Pressemitteilung Nr. 131/2000 vom 12. Oktober 2000

Beschluss vom 27. September 2000
1 BvR 2176/98

Auf die Verfassungsbeschwerde (Vb) eines Steinmetzen hat die 2. Kammer des Ersten Senats des BVerfG die Verurteilung des Beschwerdeführers (Bf) zu einer Geldbuße in Höhe von 5.000 DM wegen mehrerer Verstöße gegen das Schwarzarbeitsgesetz aufgehoben und die Sache an das Amtsgericht zurückverwiesen.

1. Der Bf, damals noch Steinmetzgeselle, besaß eine Reisegewerbekarte nach § 55 der Gewerbeordnung (Anlage) für das Aufsuchen von Bestellungen und Anbieten von Steinarbeiten und Arbeiten am Bau, die damit im Zusammenhang stehen.

Im Dezember 1997 verurteilte ihn das Amtsgericht Kassel zu einer Geldbuße wegen Verstoßes gegen das Schwarzarbeitsgesetz. Ihm wurde zur Last gelegt, dass er zwar um Aufträge nachgesucht, mit der Ausführung der Arbeiten aber erst zu einem später vereinbarten Zeitpunkt begonnen habe. Das Anbieten einer Leistung im Reisegewerbe setze aber die Bereitschaft und Fähigkeit zur sofortigen Ausführung eines Auftrages voraus.
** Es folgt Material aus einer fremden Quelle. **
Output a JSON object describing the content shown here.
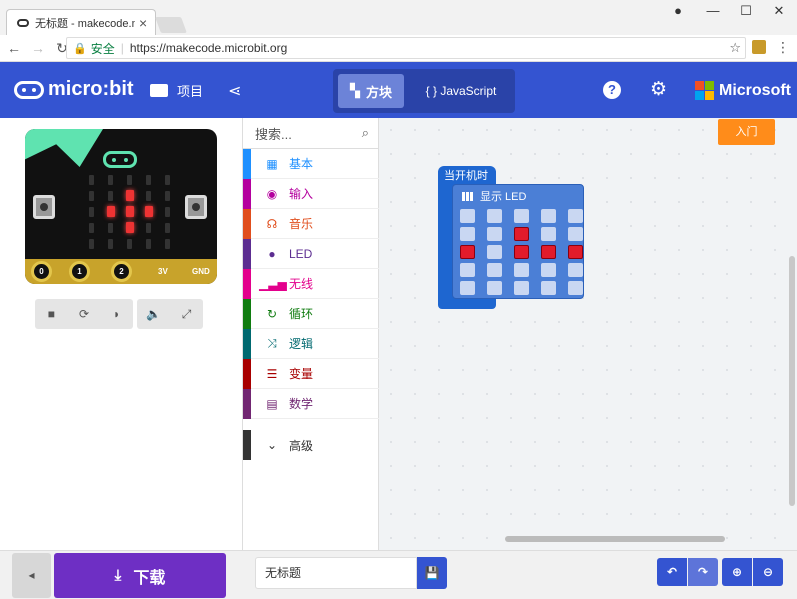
{
  "browser": {
    "tab_title": "无标题 - makecode.microbit.com",
    "close": "×",
    "secure_label": "安全",
    "url": "https://makecode.microbit.org"
  },
  "header": {
    "logo_text": "micro:bit",
    "projects_label": "项目",
    "blocks_label": "方块",
    "javascript_label": "{ } JavaScript",
    "help": "?",
    "brand": "Microsoft"
  },
  "simulator": {
    "pins": [
      "0",
      "1",
      "2",
      "3V",
      "GND"
    ],
    "leds_on": [
      [
        2,
        1
      ],
      [
        1,
        2
      ],
      [
        2,
        2
      ],
      [
        3,
        2
      ],
      [
        2,
        3
      ]
    ],
    "button_a": "A",
    "button_b": "B"
  },
  "toolbox": {
    "search_placeholder": "搜索...",
    "categories": [
      {
        "label": "基本",
        "color": "#1e90ff",
        "icon": "grid-icon"
      },
      {
        "label": "输入",
        "color": "#b4009e",
        "icon": "radio-icon"
      },
      {
        "label": "音乐",
        "color": "#e04e1d",
        "icon": "headphones-icon"
      },
      {
        "label": "LED",
        "color": "#5c2d91",
        "icon": "toggle-icon"
      },
      {
        "label": "无线",
        "color": "#e3008c",
        "icon": "signal-icon"
      },
      {
        "label": "循环",
        "color": "#107c10",
        "icon": "refresh-icon"
      },
      {
        "label": "逻辑",
        "color": "#006970",
        "icon": "shuffle-icon"
      },
      {
        "label": "变量",
        "color": "#a80000",
        "icon": "list-icon"
      },
      {
        "label": "数学",
        "color": "#712672",
        "icon": "calculator-icon"
      }
    ],
    "advanced_label": "高级"
  },
  "workspace": {
    "get_started": "入门",
    "on_start_label": "当开机时",
    "show_leds_label": "显示 LED",
    "leds_on": [
      [
        1,
        2
      ],
      [
        2,
        0
      ],
      [
        2,
        2
      ],
      [
        2,
        3
      ],
      [
        2,
        4
      ]
    ]
  },
  "bottom": {
    "download_label": "下载",
    "project_name": "无标题"
  },
  "colors": {
    "header": "#3454d1",
    "download": "#6e2fc4",
    "get_started": "#ff8c1a",
    "block": "#1e66d0"
  }
}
Der Bf habe Tätigkeiten, die dem Vollhandwerk unterfielen, ausgeübt und das Handwerk als stehendes Gewerbe und nicht als Reisegewerbe betrieben.

Die Rechtsbeschwerde vor dem Oberlandesgericht Frankfurt blieb erfolglos.

2. Die 2. Kammer des Ersten Senats hat festgestellt, dass die Auslegung der verfassungskonformen Vorschriften über die Ausübung eines Handwerks im Reisegewerbe das Grundrecht der Berufsfreiheit des Bf verletzt. Die Grenzen des Reisegewerbes dürfen im Lichte des Grundrechts der Berufsfreiheit nicht so eng gezogen werden, wie sie sich als Ergebnis von Auslegung und Anwendung in den angegriffenen Entscheidungen darstellen.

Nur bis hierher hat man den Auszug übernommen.